Mary O'Grady on Mexico and Drug War Violence


Terrific piece by O'Grady in today's Wall Street Journal, ahead of Secretary of State Hillary Clinton's meeting tomorrow with Mexican officials to discuss drug war violence.  Snippet:

The source of the problem is not Mexican supply. It is American demand coupled with prohibition.

It is doubtful that this will be acknowledged at tomorrow's meeting. The drug-warrior industry, which includes both the private-sector and a massive government bureaucracy devoted to "enforcement," has an enormous economic incentive to keep the war raging. In Washington politics both groups have substantial influence. So it is likely that we are going to get further plans to turn Juárez into a police state with the promise that more guns, tanks, helicopters and informants can stop Mexican gangsters from shoving drugs up American noses.

Last week's gangland-style slaying of an unborn baby and three adults who had ties to the U.S. Consulate in Juárez has drawn attention to Mrs. Clinton's trip. The incident stunned Americans. Yet tragic as they were, statistically those four deaths don't create even a blip on the body-count chart. The running tally of drug-trafficking linked deaths in Juárez since December 2006 is more than 5,350. There has also been a high cost to the city's economy as investors and tourists have turned away.

The astonishing argument from U.S. drug warriors to the violence in Juárez to this point has been: the bloodshed means we're winning. Or put another way, "If thousands of Mexican need to die to keep Americans from getting high, by golly I, American drug war official, am willing to step up and make that sacrifice." Now that a few Americans have been killed too, that argument will get more difficult to make.

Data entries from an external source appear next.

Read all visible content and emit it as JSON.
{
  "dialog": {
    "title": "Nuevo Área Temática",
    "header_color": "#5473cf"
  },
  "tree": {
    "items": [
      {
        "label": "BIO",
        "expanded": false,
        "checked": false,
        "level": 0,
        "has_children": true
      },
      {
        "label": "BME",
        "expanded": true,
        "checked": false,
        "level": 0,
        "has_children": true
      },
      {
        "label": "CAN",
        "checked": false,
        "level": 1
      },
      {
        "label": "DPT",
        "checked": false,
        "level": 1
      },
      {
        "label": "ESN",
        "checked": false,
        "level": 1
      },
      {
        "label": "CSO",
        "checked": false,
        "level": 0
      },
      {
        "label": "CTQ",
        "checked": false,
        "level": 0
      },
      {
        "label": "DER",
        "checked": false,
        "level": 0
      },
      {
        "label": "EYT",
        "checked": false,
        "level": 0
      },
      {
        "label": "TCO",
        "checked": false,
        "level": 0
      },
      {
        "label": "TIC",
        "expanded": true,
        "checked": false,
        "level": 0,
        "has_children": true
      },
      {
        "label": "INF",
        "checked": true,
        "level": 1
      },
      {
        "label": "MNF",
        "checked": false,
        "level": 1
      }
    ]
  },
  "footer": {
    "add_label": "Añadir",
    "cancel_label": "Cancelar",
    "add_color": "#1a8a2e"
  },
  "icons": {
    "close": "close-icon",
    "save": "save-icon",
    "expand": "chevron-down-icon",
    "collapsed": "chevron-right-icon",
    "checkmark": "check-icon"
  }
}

But as O'Grady writes, don't expect that to lead to any common sense changes in policy. To this point, the Obama administration and the leadership in Congress have made it clear that the only acceptable drug policy in Mexico is more militarization, more force, and more American funding and weapons with which to do it. If thousands more Mexicans have to die on the front lines so America's politicians can make it marginally more difficult for Americans to ingest mind-altering substances, so be it.